Commenting on the outlook, Kowk Chern-Yeh, co-manager of Aberdeen Japan Investment Trust, added: “Prospects for Japanese equities are looking up amid a global economic recovery. A ramp-up in the vaccination rate in Japan and the reopening of economies in North America and Europe should benefit Japanese corporates with local as well as overseas operations. We believe the portfolio is poised to reap the benefits of these developments and that valuations remain reasonable against the improving outlook of our portfolio as a whole.

“On the political front, the new prime minister is widely viewed as a centrist politician. During the presidential campaign, Kishida called for a ¥30 trillion stimulus package to revive the economy and vowed to reduce to zero the number of people without access to Covid-19 medical care. He has flagged income inequality as a problem and hopes raising wages could fuel growth. We do not expect major policy shifts as a result of the change in prime minister. The recent general election won by the LDP with a solid majority should provide a reasonable platform for Kishida.

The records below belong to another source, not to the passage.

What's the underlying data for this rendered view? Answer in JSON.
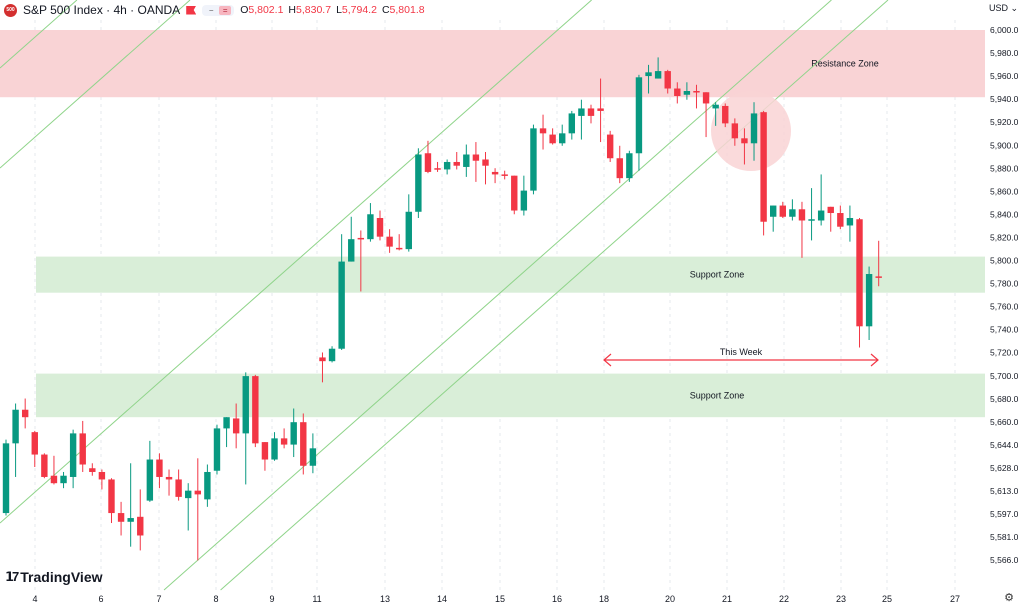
{
  "header": {
    "symbol_badge": "500",
    "title": "S&P 500 Index · 4h · OANDA",
    "ohlc": {
      "o_label": "O",
      "o": "5,802.1",
      "h_label": "H",
      "h": "5,830.7",
      "l_label": "L",
      "l": "5,794.2",
      "c_label": "C",
      "c": "5,801.8"
    },
    "currency": "USD ⌄"
  },
  "branding": {
    "logo_text": "TradingView"
  },
  "colors": {
    "up": "#089981",
    "down": "#f23645",
    "resistance": "#f9d3d5",
    "support": "#d9eed8",
    "channel": "#8fd48a",
    "arrow": "#f23645",
    "grid": "#e6e8ee"
  },
  "chart_data": {
    "type": "candlestick",
    "title": "S&P 500 Index · 4h · OANDA",
    "ylabel": "USD",
    "ylim": [
      5566,
      6000
    ],
    "y_ticks": [
      "6,000.0",
      "5,980.0",
      "5,960.0",
      "5,940.0",
      "5,920.0",
      "5,900.0",
      "5,880.0",
      "5,860.0",
      "5,840.0",
      "5,820.0",
      "5,800.0",
      "5,780.0",
      "5,760.0",
      "5,740.0",
      "5,720.0",
      "5,700.0",
      "5,680.0",
      "5,660.0",
      "5,644.0",
      "5,628.0",
      "5,613.0",
      "5,597.0",
      "5,581.0",
      "5,566.0"
    ],
    "x_ticks": [
      "4",
      "6",
      "7",
      "8",
      "9",
      "11",
      "13",
      "14",
      "15",
      "16",
      "18",
      "20",
      "21",
      "22",
      "23",
      "25",
      "27"
    ],
    "grid": true,
    "candles_ohlc": [
      [
        5612,
        5671,
        5610,
        5668
      ],
      [
        5668,
        5700,
        5641,
        5695
      ],
      [
        5695,
        5704,
        5680,
        5689
      ],
      [
        5677,
        5678,
        5649,
        5659
      ],
      [
        5659,
        5660,
        5640,
        5641
      ],
      [
        5642,
        5658,
        5635,
        5636
      ],
      [
        5636,
        5645,
        5632,
        5642
      ],
      [
        5641,
        5679,
        5632,
        5676
      ],
      [
        5676,
        5686,
        5645,
        5651
      ],
      [
        5648,
        5652,
        5642,
        5645
      ],
      [
        5645,
        5647,
        5631,
        5639
      ],
      [
        5639,
        5640,
        5604,
        5612
      ],
      [
        5612,
        5621,
        5594,
        5605
      ],
      [
        5605,
        5652,
        5585,
        5608
      ],
      [
        5609,
        5631,
        5582,
        5594
      ],
      [
        5622,
        5670,
        5621,
        5655
      ],
      [
        5655,
        5660,
        5632,
        5641
      ],
      [
        5641,
        5647,
        5626,
        5639
      ],
      [
        5639,
        5647,
        5622,
        5625
      ],
      [
        5624,
        5636,
        5598,
        5630
      ],
      [
        5630,
        5656,
        5574,
        5627
      ],
      [
        5623,
        5651,
        5617,
        5645
      ],
      [
        5646,
        5683,
        5643,
        5680
      ],
      [
        5680,
        5689,
        5665,
        5689
      ],
      [
        5688,
        5700,
        5664,
        5676
      ],
      [
        5676,
        5725,
        5635,
        5722
      ],
      [
        5722,
        5723,
        5665,
        5668
      ],
      [
        5669,
        5669,
        5646,
        5655
      ],
      [
        5655,
        5677,
        5654,
        5672
      ],
      [
        5672,
        5680,
        5664,
        5667
      ],
      [
        5667,
        5696,
        5657,
        5685
      ],
      [
        5685,
        5692,
        5643,
        5650
      ],
      [
        5650,
        5676,
        5644,
        5664
      ],
      [
        5737,
        5741,
        5717,
        5734
      ],
      [
        5734,
        5746,
        5733,
        5744
      ],
      [
        5744,
        5836,
        5743,
        5814
      ],
      [
        5814,
        5850,
        5814,
        5832
      ],
      [
        5833,
        5839,
        5790,
        5832
      ],
      [
        5832,
        5861,
        5830,
        5852
      ],
      [
        5849,
        5855,
        5831,
        5834
      ],
      [
        5834,
        5840,
        5821,
        5826
      ],
      [
        5825,
        5836,
        5823,
        5824
      ],
      [
        5824,
        5868,
        5822,
        5854
      ],
      [
        5854,
        5905,
        5849,
        5900
      ],
      [
        5901,
        5911,
        5885,
        5886
      ],
      [
        5889,
        5894,
        5886,
        5888
      ],
      [
        5888,
        5896,
        5884,
        5894
      ],
      [
        5894,
        5902,
        5888,
        5891
      ],
      [
        5890,
        5908,
        5882,
        5900
      ],
      [
        5900,
        5910,
        5878,
        5895
      ],
      [
        5896,
        5902,
        5876,
        5891
      ],
      [
        5886,
        5889,
        5877,
        5884
      ],
      [
        5884,
        5887,
        5880,
        5883
      ],
      [
        5883,
        5883,
        5852,
        5855
      ],
      [
        5855,
        5883,
        5851,
        5871
      ],
      [
        5871,
        5924,
        5868,
        5921
      ],
      [
        5921,
        5932,
        5904,
        5917
      ],
      [
        5916,
        5921,
        5908,
        5909
      ],
      [
        5909,
        5924,
        5907,
        5917
      ],
      [
        5917,
        5935,
        5912,
        5933
      ],
      [
        5931,
        5944,
        5912,
        5937
      ],
      [
        5937,
        5940,
        5925,
        5931
      ],
      [
        5937,
        5961,
        5910,
        5935
      ],
      [
        5916,
        5919,
        5894,
        5897
      ],
      [
        5897,
        5907,
        5877,
        5881
      ],
      [
        5881,
        5903,
        5878,
        5901
      ],
      [
        5901,
        5964,
        5887,
        5962
      ],
      [
        5963,
        5972,
        5949,
        5966
      ],
      [
        5961,
        5978,
        5961,
        5967
      ],
      [
        5967,
        5968,
        5949,
        5953
      ],
      [
        5953,
        5958,
        5941,
        5947
      ],
      [
        5948,
        5958,
        5944,
        5951
      ],
      [
        5951,
        5956,
        5937,
        5950
      ],
      [
        5950,
        5950,
        5914,
        5941
      ],
      [
        5937,
        5942,
        5923,
        5940
      ],
      [
        5939,
        5941,
        5922,
        5925
      ],
      [
        5925,
        5929,
        5907,
        5913
      ],
      [
        5913,
        5921,
        5892,
        5909
      ],
      [
        5909,
        5942,
        5895,
        5933
      ],
      [
        5934,
        5935,
        5835,
        5846
      ],
      [
        5850,
        5859,
        5838,
        5859
      ],
      [
        5859,
        5862,
        5849,
        5850
      ],
      [
        5850,
        5864,
        5847,
        5856
      ],
      [
        5856,
        5862,
        5817,
        5847
      ],
      [
        5847,
        5873,
        5831,
        5848
      ],
      [
        5847,
        5884,
        5843,
        5855
      ],
      [
        5858,
        5858,
        5838,
        5853
      ],
      [
        5853,
        5859,
        5840,
        5842
      ],
      [
        5843,
        5859,
        5830,
        5849
      ],
      [
        5848,
        5849,
        5745,
        5762
      ],
      [
        5762,
        5810,
        5751,
        5804
      ],
      [
        5802.1,
        5830.7,
        5794.2,
        5801.8
      ]
    ],
    "zones": [
      {
        "name": "Resistance Zone",
        "label": "Resistance Zone",
        "from": 5946,
        "to": 6000,
        "kind": "resistance"
      },
      {
        "name": "Support Zone upper",
        "label": "Support Zone",
        "from": 5789,
        "to": 5818,
        "kind": "support"
      },
      {
        "name": "Support Zone lower",
        "label": "Support Zone",
        "from": 5689,
        "to": 5724,
        "kind": "support"
      }
    ],
    "annotations": {
      "this_week_label": "This Week"
    }
  }
}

“Economically, we remain cautiously optimistic. Bank of Japan Governor Kuroda has been positive on Japan’s economy, forecasting growth returning to pre-coronavirus levels by late 2021 or early 2022. Equally, businesses are upbeat about their prospects. The BoJ’s Tankan survey of large manufacturers, published just after the period end, showed sentiment at its highest level since 2018. Meanwhile, sentiment among large non-manufacturers also improved.”

He concluded: “Businesses that have delayed expansion plans are making up for lost time, resulting in a broad-based pick-up in corporate capital expenditure; there is pent-up demand, not only from last year’s business disruption, but also from geopolitical uncertainty the year before. There are, however, risks: global inflation, a slowing Chinese economy and a more hawkish interest rate policy from the US Federal Reserve could all spill over and impact Japanese corporate activity.

“From an investment perspective, our continued focus on well-run businesses that are leaders in their segments and that are linked to longer-term structural changes in society, and our diligence in carrying out proprietary research has, to date, yielded success. The results of many of the underlying companies held in the portfolio underpin our investment choices, which should position the Company well for a recovering global economy.”